Barb told me about this idea on the phone and I thought it was pretty ingenius!! Hey...whatever works. And the good things is, if anyone with a bladeless vibrating device dies suddenly and their kids find it while cleaning the house out, they will just think "oh yeah...that is that thing Mom used to keep the dog from freaking out when she clipped her!!" and THAT is a good thing!!


----------



## WonderPup (Oct 26, 2008)

ArreauStandardPoodle said:


> Barb told me about this idea on the phone and I thought it was pretty ingenius!! Hey...whatever works. And the good things is, if anyone with a bladeless vibrating device dies suddenly and their kids find it while cleaning the house out, they will just think "oh yeah...that is that thing Mom used to keep the dog from freaking out when she clipped her!!" and THAT is a good thing!!


ROFL.... So what you're saying is my sister needs to get a poodle so she and her husband have an excuse? Lets just say she is very drawn to novelties of any kind and shops waaaayyyy to much.


----------



## plumcrazy (Sep 11, 2009)

WonderPup said:


> ROFL.... So what you're saying is my sister needs to get a poodle so she and her husband have an excuse? Lets just say she is very drawn to novelties of any kind and shops waaaayyyy to much.

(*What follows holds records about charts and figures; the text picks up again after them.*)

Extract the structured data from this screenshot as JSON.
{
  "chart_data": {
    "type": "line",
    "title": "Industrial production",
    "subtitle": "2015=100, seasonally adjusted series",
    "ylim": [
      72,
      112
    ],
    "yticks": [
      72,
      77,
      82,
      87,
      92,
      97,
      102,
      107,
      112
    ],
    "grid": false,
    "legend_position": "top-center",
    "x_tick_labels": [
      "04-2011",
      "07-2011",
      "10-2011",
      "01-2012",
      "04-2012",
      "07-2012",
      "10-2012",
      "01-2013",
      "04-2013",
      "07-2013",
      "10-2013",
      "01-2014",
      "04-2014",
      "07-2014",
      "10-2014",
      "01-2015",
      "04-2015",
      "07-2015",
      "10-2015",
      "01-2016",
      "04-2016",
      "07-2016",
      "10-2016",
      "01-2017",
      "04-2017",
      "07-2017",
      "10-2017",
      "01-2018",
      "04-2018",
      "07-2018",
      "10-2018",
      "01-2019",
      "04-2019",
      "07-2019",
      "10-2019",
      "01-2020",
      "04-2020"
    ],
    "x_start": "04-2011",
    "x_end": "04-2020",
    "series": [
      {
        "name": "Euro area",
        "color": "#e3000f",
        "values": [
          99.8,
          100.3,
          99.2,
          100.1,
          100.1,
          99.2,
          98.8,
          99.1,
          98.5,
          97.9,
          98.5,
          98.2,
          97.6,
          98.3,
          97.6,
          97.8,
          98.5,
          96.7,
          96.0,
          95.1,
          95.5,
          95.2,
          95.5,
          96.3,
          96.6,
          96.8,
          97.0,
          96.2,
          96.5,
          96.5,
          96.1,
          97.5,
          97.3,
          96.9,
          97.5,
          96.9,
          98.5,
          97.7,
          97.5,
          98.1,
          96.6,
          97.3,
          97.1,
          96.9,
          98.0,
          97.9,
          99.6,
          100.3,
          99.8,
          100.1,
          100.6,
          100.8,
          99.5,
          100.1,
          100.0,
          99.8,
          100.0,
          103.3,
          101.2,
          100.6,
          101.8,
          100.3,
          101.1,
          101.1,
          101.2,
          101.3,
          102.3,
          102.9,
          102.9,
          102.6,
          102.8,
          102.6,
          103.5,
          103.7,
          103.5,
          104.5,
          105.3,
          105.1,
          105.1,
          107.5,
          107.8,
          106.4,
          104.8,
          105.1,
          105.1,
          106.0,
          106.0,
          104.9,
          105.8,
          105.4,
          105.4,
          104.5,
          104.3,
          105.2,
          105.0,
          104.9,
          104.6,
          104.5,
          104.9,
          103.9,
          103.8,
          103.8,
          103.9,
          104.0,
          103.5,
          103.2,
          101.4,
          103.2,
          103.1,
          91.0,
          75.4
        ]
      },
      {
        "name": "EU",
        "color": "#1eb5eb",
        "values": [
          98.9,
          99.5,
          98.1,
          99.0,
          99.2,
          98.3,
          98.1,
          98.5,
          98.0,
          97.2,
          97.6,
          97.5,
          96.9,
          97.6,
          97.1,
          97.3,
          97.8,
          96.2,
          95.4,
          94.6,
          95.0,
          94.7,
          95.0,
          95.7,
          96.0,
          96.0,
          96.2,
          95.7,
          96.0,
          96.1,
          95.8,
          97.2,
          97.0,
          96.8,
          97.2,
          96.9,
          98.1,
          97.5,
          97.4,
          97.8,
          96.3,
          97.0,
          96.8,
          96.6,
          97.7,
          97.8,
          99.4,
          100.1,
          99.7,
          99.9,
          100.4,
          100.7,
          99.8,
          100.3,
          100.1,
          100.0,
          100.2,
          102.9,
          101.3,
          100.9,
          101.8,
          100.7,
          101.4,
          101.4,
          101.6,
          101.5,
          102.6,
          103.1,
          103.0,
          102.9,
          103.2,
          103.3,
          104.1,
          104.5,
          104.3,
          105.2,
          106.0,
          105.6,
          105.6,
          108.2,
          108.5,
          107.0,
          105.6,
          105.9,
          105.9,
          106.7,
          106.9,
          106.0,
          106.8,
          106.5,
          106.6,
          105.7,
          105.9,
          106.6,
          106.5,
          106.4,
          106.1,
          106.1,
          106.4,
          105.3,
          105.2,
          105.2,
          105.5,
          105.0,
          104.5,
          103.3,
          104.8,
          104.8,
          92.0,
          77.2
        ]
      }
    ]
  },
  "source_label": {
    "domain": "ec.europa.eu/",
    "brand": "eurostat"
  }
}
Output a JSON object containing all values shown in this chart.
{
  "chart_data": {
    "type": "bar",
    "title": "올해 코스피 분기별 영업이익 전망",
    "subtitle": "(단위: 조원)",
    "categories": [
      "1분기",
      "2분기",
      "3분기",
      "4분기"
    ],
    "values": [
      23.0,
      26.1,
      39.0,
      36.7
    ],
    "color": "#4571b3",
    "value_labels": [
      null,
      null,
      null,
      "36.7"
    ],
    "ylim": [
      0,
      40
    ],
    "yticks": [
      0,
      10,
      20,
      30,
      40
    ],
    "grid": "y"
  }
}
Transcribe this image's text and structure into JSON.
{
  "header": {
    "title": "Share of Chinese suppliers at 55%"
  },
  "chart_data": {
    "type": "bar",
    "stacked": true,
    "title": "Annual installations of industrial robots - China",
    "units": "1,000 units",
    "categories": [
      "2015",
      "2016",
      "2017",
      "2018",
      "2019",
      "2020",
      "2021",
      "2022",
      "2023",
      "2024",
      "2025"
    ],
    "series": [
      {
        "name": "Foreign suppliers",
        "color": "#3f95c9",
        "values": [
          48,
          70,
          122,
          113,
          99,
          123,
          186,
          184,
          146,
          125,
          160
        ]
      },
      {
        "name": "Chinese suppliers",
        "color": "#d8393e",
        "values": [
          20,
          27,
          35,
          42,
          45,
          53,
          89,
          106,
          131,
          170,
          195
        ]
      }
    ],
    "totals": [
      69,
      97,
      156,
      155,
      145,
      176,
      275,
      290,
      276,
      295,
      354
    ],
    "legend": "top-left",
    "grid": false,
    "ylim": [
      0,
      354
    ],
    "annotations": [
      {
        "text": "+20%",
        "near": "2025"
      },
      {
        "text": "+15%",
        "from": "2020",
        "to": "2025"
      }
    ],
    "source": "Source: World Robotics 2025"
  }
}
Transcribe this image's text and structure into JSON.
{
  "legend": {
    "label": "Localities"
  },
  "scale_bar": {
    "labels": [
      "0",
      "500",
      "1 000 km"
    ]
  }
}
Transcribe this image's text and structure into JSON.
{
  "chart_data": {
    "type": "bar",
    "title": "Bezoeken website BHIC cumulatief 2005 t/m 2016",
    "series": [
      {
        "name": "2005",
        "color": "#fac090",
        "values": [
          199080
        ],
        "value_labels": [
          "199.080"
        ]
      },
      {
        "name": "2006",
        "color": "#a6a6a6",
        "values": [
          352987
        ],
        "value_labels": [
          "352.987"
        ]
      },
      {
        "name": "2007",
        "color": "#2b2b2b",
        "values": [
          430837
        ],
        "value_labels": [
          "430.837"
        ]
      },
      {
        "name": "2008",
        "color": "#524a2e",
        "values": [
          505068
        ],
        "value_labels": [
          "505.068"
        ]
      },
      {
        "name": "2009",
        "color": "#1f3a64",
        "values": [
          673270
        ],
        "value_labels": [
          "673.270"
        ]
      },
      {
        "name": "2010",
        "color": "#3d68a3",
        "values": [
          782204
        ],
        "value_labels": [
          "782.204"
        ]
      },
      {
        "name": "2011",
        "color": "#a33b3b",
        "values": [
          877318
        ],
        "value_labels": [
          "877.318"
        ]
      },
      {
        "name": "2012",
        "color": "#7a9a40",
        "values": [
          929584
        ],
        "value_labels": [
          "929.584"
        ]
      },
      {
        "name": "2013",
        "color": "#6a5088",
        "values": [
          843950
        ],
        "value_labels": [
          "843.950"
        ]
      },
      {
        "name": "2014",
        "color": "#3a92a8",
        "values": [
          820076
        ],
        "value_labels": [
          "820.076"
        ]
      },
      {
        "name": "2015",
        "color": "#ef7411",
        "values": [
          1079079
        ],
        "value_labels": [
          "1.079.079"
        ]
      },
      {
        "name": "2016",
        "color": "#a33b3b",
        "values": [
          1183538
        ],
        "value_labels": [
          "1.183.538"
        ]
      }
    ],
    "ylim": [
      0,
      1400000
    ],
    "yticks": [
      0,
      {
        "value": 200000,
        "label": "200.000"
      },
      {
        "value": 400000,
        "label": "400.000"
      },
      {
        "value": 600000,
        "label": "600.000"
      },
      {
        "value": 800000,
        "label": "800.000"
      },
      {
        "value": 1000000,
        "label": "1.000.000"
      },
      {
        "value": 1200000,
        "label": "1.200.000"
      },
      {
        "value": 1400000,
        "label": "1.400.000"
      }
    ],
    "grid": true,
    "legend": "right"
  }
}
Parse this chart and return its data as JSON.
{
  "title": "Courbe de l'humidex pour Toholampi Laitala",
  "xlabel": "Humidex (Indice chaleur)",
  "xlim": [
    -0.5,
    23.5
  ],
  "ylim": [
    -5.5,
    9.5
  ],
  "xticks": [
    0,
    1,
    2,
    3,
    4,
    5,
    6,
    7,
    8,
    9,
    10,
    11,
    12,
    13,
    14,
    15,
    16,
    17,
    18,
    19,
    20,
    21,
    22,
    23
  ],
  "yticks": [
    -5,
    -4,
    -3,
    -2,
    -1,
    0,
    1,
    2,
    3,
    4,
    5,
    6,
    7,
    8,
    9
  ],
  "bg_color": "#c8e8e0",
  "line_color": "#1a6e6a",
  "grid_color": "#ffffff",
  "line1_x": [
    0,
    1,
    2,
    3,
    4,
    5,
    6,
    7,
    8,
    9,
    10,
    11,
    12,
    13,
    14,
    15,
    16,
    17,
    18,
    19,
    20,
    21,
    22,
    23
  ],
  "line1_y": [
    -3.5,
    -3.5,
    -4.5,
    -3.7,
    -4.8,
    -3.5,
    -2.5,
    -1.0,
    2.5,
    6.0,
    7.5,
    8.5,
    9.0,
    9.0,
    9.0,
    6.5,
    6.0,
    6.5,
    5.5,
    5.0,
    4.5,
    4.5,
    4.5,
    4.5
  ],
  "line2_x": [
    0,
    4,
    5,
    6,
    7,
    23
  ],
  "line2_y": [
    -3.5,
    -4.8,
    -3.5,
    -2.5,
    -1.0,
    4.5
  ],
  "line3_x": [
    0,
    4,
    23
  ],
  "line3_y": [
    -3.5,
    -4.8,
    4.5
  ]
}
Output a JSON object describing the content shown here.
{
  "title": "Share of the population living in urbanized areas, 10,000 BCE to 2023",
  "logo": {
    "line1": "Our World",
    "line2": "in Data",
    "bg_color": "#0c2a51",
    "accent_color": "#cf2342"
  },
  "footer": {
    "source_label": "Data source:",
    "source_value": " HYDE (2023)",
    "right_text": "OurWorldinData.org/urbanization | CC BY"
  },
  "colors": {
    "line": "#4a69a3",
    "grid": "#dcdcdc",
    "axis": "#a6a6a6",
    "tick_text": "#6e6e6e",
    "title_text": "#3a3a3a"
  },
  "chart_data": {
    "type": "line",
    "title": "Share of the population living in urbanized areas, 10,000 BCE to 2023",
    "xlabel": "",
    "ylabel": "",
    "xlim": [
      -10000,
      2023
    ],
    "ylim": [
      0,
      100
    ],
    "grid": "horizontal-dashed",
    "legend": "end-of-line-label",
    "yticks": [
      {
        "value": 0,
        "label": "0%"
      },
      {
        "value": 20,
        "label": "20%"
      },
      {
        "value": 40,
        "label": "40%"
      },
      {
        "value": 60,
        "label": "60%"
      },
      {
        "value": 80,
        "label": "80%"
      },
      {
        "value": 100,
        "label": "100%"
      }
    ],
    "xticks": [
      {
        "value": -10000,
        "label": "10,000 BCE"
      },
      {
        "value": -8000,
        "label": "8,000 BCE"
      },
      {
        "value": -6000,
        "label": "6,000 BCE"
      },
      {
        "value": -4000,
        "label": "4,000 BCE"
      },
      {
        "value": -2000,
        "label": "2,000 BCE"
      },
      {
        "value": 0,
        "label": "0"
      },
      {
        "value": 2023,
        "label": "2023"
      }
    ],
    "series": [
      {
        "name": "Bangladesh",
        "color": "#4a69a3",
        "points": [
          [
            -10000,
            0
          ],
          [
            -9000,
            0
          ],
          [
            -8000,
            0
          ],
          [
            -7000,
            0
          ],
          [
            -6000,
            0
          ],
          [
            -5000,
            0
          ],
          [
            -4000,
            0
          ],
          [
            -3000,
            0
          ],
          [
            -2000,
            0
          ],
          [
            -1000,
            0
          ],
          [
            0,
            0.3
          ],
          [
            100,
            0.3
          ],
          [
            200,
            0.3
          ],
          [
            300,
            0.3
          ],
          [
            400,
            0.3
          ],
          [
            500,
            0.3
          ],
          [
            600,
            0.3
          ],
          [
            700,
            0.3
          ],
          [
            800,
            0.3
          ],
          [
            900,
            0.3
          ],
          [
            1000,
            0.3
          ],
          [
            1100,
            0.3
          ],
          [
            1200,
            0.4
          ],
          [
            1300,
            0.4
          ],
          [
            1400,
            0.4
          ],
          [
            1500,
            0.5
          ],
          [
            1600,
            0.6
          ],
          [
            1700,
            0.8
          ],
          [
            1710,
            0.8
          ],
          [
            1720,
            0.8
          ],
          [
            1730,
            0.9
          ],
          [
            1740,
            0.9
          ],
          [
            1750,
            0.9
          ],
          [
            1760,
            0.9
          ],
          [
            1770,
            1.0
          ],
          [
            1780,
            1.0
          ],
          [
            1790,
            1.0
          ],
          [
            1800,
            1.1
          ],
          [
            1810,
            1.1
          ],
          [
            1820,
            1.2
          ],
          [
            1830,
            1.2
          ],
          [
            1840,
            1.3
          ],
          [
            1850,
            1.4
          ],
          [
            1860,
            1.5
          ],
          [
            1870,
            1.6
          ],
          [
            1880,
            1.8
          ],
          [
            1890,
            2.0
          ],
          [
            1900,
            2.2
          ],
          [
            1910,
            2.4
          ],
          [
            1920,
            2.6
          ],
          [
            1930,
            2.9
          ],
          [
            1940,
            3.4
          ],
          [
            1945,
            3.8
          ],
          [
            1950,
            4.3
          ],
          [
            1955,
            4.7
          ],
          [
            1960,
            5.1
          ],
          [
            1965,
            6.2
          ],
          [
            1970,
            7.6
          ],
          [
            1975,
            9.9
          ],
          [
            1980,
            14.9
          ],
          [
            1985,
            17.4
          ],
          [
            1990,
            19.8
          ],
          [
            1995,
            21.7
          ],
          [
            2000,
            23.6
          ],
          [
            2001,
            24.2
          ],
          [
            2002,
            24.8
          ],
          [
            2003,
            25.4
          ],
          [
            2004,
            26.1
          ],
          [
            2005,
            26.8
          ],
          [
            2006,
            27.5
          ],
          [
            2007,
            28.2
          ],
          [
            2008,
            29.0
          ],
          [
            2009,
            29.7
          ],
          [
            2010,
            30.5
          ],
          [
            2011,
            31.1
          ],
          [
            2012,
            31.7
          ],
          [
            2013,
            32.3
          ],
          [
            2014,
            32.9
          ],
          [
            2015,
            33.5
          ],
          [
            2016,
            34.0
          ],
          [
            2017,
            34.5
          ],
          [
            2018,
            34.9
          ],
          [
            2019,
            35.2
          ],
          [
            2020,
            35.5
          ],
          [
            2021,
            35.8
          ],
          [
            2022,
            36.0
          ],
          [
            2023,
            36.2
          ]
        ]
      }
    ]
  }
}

YEAAAAAAAAHHHHHHHH.... That's the ticket!! :rofl: Poodles... good for all KINDS of things!


----------



## *heather* (Jul 30, 2009)

WonderPup said:


> ROFL.... So what you're saying is my sister needs to get a poodle so she and her husband have an excuse? Lets just say she is very drawn to novelties of any kind and shops waaaayyyy to much.


...and who exactly decides how much is too much? hehe :redface:


----------



## AprilAllYear (Nov 9, 2009)

Um ... about POODLES ... plumcrazy, your little Lucy-Bug Fancy Pants is adorable. Your ideas are also, but I'm not sure I'd want to multi-purpose all my gadgets, like, um, no can opener on poodle toenails, for example. Ahem.


----------



## plumcrazy (Sep 11, 2009)

AprilAllYear said:


> Um ... about POODLES ... plumcrazy, your little Lucy-Bug Fancy Pants is adorable. Your ideas are also, but I'm not sure I'd want to multi-purpose all my gadgets, like, um, no can opener on poodle toenails, for example. Ahem.


HAAAAAAAAAAAA!! Funny, April!!! That's why I tried to specify in an earlier post: "*It's a "LUCY ONLY" tool - not that I have any other kind!!!!!*"

It _could _be a multi-purpose gadget, but, uhhhh NO!! That'd be beyond icky! :wacko: 

I actually got the idea from my horse world. It's been suggested to get those personal back massagers you can pick up at Walmart, K-mart, etc to get the horses used to the clippers around their ears, face, elsewhere... The massagers I've seen that those stores are usually round balls or they have several protruding parts and they're pretty big... The _special tool_ I got to help me with Lucybug is a better shape and size for going between her toes and such... 

Oh boy... it just gets worser and worser... :embarrassed: All I can say is that it seems to work for the purpose it was intended and Lucy likes her massages!!  Thanks for the compliment about my little Lucybug, too! We believe she's a beauty, but we may be a little biased...


----------



## WonderPup (Oct 26, 2008)

Hehehe... you should see her closet heather. Whats worse is there is a company that is the riske' equal to mary kay and she has her own little passions party business. I'd say she's her own best customer. 

Maybe I'll send her this thread hahaha. She isn't a dog person though, cats all the way for her and they are pretty much just pets to her, not family members like our beloved poodles.


----------



## Evik (Sep 2, 2009)

plumcrazy said:


> I actually got the idea from my horse world. It's been suggested to get those personal back massagers you can pick up at Walmart, K-mart, etc to get the horses used to the clippers around their ears, face, elsewhere... The massagers I've seen that those stores are usually round balls or they have several protruding parts and they're pretty big... The _special tool_ I got to help me with Lucybug is a better shape and size for going between her toes and such...


:smile-big::smile-big::smile-big: You made me laugh so hard. I think I will go to the Walmart to buy one to get ready for my future poodle :smile-big:


----------



## plumcrazy (Sep 11, 2009)

You can buy the horse ones at Walmart... I got my poodle one at the "Adult Bookstore"! Geeeeez... I can't believe how much you guys are learning about me (and I'm not really LIKE that!!)


----------



## WonderPup (Oct 26, 2008)

rofl, no worries I let something slip a few months back about how I convinced hubby to get me a second poodle.  Then one of the first replies to my look she home post was kind of along the lines of, "ok now go give hubby hs reward"


----------